—Un de mes amis, prononça-t-il, a vécu dans l'intimité d'un faux Louis XVII, qui eût ses partisans, et il m'a raconté une foule de particularités de son existence. Ce garçon, qui était le fils d'un cordonnier d'Amiens, avait si parfaitement fait abstraction de soi pour se pénétrer de son personnage d'emprunt, que, mis inopinément en présence d'une fille de son pays, qui avait été sa maîtresse et qu'il avait aimée à la folie, il ne la reconnut pas.

—Oh!... interrompit Paul; quelle histoire!...

—Non, il ne la reconnut pas. Et voilà à quelle perfection vous devez prétendre. Ne souriez pas, le cas est sérieux. Il vous faut réussir à vous dégager totalement de vous-même pour entrer dans la peau d'un homme nouveau. Paul Violaine, le fils illégitime d'une petite mercière de Poitiers, le trop naïf amant de la Belle Rose, n'existe plus. Il est mort d'inanition dans un grenier de l'hôtel du Pérou, ainsi qu'en témoignerait au besoin Mme Loupias.

C'est qu'il ne plaisantait pas, le vieux clerc d'huissier.

Il avait arraché son masque de bénigne niaiserie, il avait cet accent irrésistible qui enfonce les idées comme des pointes acérées dans les cerveaux les plus rebelles.

—Vous dépouillerez, poursuivait-il, cet individualité importune comme un vêtement usé qu'on jette et qu'on oublie. Le succès est à ce prix. Et je ne vous commande pas seulement de perdre la mémoire de l'intelligence, celle-là n'est rien; je vous ordonne de perdre la mémoire du corps, qui est idiote, absurde, terrible, qui trahit toujours. Il ne faut pas que si, dans la rue, un inconnu crie: Violaine!... vous vous retourniez machinalement.

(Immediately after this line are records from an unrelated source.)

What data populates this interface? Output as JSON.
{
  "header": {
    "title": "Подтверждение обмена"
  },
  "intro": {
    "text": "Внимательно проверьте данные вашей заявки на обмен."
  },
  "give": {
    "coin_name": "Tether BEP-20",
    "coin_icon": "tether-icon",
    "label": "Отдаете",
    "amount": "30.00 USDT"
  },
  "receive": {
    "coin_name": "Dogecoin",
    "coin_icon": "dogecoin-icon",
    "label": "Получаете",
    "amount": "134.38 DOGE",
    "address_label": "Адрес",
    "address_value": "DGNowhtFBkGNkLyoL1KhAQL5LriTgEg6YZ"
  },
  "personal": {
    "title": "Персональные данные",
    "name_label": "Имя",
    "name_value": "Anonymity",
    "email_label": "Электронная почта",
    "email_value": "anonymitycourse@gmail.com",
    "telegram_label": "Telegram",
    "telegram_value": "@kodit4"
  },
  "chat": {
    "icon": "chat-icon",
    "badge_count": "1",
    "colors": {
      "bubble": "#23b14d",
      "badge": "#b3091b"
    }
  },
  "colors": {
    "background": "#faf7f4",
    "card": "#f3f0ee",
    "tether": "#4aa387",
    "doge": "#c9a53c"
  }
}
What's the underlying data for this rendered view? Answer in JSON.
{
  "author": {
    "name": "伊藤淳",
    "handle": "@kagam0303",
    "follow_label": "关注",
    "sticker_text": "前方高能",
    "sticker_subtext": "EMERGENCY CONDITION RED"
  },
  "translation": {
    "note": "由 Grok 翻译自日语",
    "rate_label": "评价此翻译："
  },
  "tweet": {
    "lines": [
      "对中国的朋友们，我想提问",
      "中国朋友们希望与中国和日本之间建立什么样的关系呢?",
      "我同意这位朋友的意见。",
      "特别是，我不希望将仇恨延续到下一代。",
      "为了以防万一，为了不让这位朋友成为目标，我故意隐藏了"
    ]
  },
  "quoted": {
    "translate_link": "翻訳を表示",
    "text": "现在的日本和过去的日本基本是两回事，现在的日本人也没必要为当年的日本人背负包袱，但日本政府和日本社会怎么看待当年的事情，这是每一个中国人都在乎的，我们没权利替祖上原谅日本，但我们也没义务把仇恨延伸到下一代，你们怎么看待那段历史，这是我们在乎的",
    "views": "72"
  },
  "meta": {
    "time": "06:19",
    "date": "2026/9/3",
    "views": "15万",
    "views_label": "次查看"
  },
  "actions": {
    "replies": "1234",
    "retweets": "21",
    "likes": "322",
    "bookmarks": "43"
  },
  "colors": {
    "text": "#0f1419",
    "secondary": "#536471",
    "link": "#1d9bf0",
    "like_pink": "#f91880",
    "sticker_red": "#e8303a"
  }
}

Si préparé que dût être Paul à cette leçon, il sentait sa raison vaciller comme la flamme d'une bougie au vent. Le cauchemar continuait.

—Qui suis-je?... balbutia-t-il.

Le doux Tantaine se permit un ricanement sardonique.

—La portière vous l'a dit, répondit-il, aussi bien, mieux même que je n'aurais su vous le dire. Vous avez nom Paul, tout court, vous avez été élevé aux Enfants-Trouvés, vous n'avez jamais connu vos parents. Voici quinze mois que vous habitez ici, et vous demeuriez l'an passée rue Jacob. Votre femme de ménage n'en sait pas davantage... Mais lorsque vous viendrez avec moi rue Jacob, les concierges vous reconnaîtront, et ils vous diront où était, avant, votre domicile; et si nous y allons, on se souviendra de vous pareillement.